According to MEI, an independent public policy think tank, Manitoba recorded over 456,000 emergency room visits in 2024. Of those visits, 60,328 ended with a patient leaving before receiving treatment.  

"These patients are not leaving because they feel better, but because the system is failing them," said Emmanuelle B. Faubert, economist at the MEI and author of the report. "Thousands of Manitobans are being denied access to care each year.”

MEI says that 13.2 per cent of all visits end in the patient leaving, an 87.8 percent increase since 2019.

Meanwhile, in comparison to the rest of the country, patients in Manitoba walk away from emergency rooms without receiving care at a rate that is higher than the national average of 7.8 per cent.

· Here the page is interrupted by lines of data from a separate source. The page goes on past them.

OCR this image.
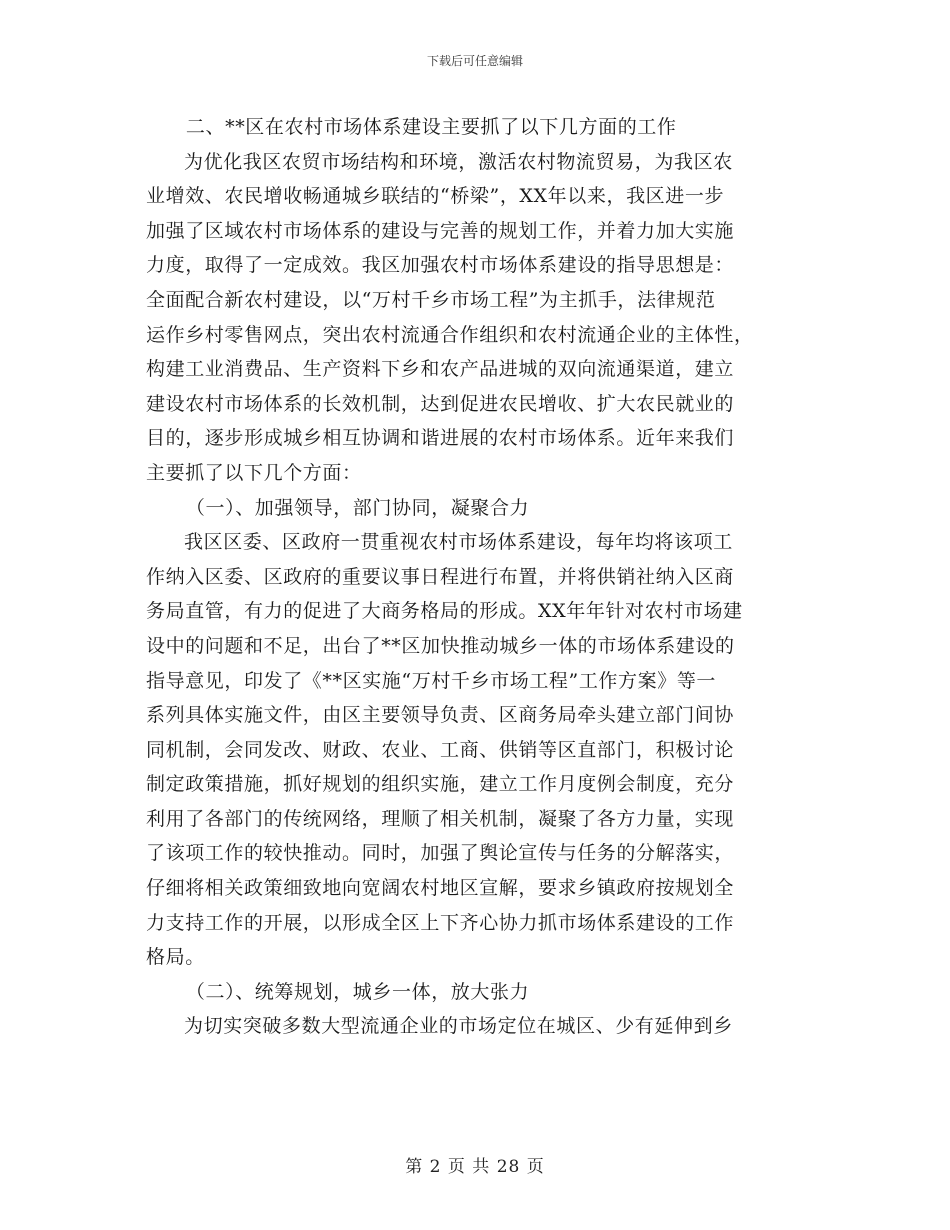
下载后可任意编辑

二、**区在农村市场体系建设主要抓了以下几方面的工作

为优化我区农贸市场结构和环境，激活农村物流贸易，为我区农
业增效、农民增收畅通城乡联结的“桥梁”，XX年以来，我区进一步
加强了区域农村市场体系的建设与完善的规划工作，并着力加大实施
力度，取得了一定成效。我区加强农村市场体系建设的指导思想是：
全面配合新农村建设，以“万村千乡市场工程”为主抓手，法律规范
运作乡村零售网点，突出农村流通合作组织和农村流通企业的主体性，
构建工业消费品、生产资料下乡和农产品进城的双向流通渠道，建立
建设农村市场体系的长效机制，达到促进农民增收、扩大农民就业的
目的，逐步形成城乡相互协调和谐进展的农村市场体系。近年来我们
主要抓了以下几个方面：

（一）、加强领导，部门协同，凝聚合力

我区区委、区政府一贯重视农村市场体系建设，每年均将该项工
作纳入区委、区政府的重要议事日程进行布置，并将供销社纳入区商
务局直管，有力的促进了大商务格局的形成。XX年年针对农村市场建
设中的问题和不足，出台了**区加快推动城乡一体的市场体系建设的
指导意见，印发了《**区实施“万村千乡市场工程”工作方案》等一
系列具体实施文件，由区主要领导负责、区商务局牵头建立部门间协
同机制，会同发改、财政、农业、工商、供销等区直部门，积极讨论
制定政策措施，抓好规划的组织实施，建立工作月度例会制度，充分
利用了各部门的传统网络，理顺了相关机制，凝聚了各方力量，实现
了该项工作的较快推动。同时，加强了舆论宣传与任务的分解落实，
仔细将相关政策细致地向宽阔农村地区宣解，要求乡镇政府按规划全
力支持工作的开展，以形成全区上下齐心协力抓市场体系建设的工作
格局。

（二）、统筹规划，城乡一体，放大张力

为切实突破多数大型流通企业的市场定位在城区、少有延伸到乡

第 2 页 共 28 页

According to the study done by MEI, most patients leaving an emergency room untreated in Manitoba are classified as either P4 or P5, meaning they are semi-urgent and non-urgent cases, leaving these patients at the back of the line with some of the longest ER waits, something the MEI says is due to the lack of access to primary care.

"Solving the crisis in primary care is essential if we want to keep patients from continuing to fall through the cracks," said Emmanuelle B. Faubert. "Policymakers must find the political courage to open up healthcare delivery to independent and alternative providers, or else this crisis is bound to get worse."

This isn't just a Manitoba issue. MEI says across the country, out of over 16.2 million emergency room visits in 2024, over 1.2 million patients left without being treated, which is 7.78% of the total, or around one in every 13 visits. 

The MEI has offered some recommendations to help fix this situation, including increasing the use of specialized nurse practitioner clinics, granting the broadest scope of practice to pharmacists, and allowing for the creation of non-governmental Immediate Care Medical Centres, based on the French model, to treat non-life-threatening emergencies.